I've got a database of information that is encoded in Windows/CP1252.
What I want to do is dump this to a UTF-8 encoded text file (a RSS
feed).
While the overall problem seems to be related to the conversion, the
only error I'm getting is a
"UnicodeDecodeError: 'ascii' codec can't decode byte 0x92 in position
163: ordinal not in range(128)"
So somewhere I'm missing an implicit conversion to ASCII which is
completely aggrivating my brain.
So, what fundamental issue am I completely overlooking?
Code follows.
def GenerateNoticeRSS():
output = codecs.open(FILEBASE + 'noticeboard.xml','w','utf-8')
conn = psycopg.connect(DSN)
curs = conn.cursor()
sql_query = "select story.subject as subject, story.content as
content, story.summary as summary, story.sid as sid, posts.bid as
board, posts.date_to_publish as date from story$
curs.execute(sql_query)
rows = curs.fetchall()
output.write('<?xml version="1.0" encoding="utf-8"?>\n')
output.write('<rss version="2.0">\n')
output.write('<channel>\n')
output.write('<title>U of L Notice Board</title>\n')
output.write('<link>http://www.uleth.ca/notice</link>\n')
output.write('<description>University of Lethbridge News and
Events</description>\n')
for each in rows:
output.write('<item>\n')
output.write('<title>' + rssTitlePrefix(each[4]) +
unicode(each[0]) + '</title>\n')
output.write('<link>http://www.uleth.ca/notice/display.html?b=' +
str(each[4]) + '&s=' + str(each[3]) + '</link>\n')

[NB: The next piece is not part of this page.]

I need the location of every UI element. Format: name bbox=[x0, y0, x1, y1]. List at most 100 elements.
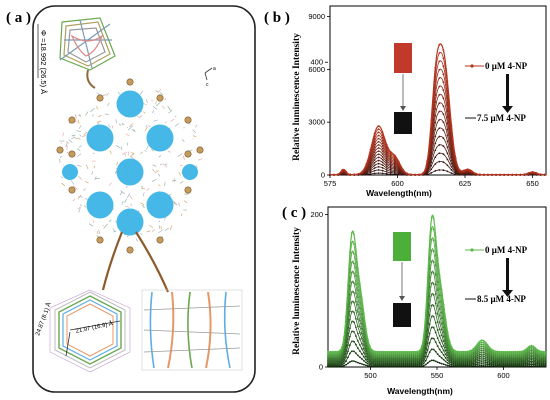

output.write('<guid>http://www.uleth.ca/notice/display.html?b=' +
str(each[4]) + '&s=' + str(each[3]) + '</guid>\n')
descript = each[2] + '<BR><BR>' + each[1]
output.write(u'<description>' + unicode(descript) +
u'</description>\n') # this is the line that causes the error.
output.write('</item>\n')
output.write('</channel>\n')
output.write('</rss>\n')
output.close()
return 0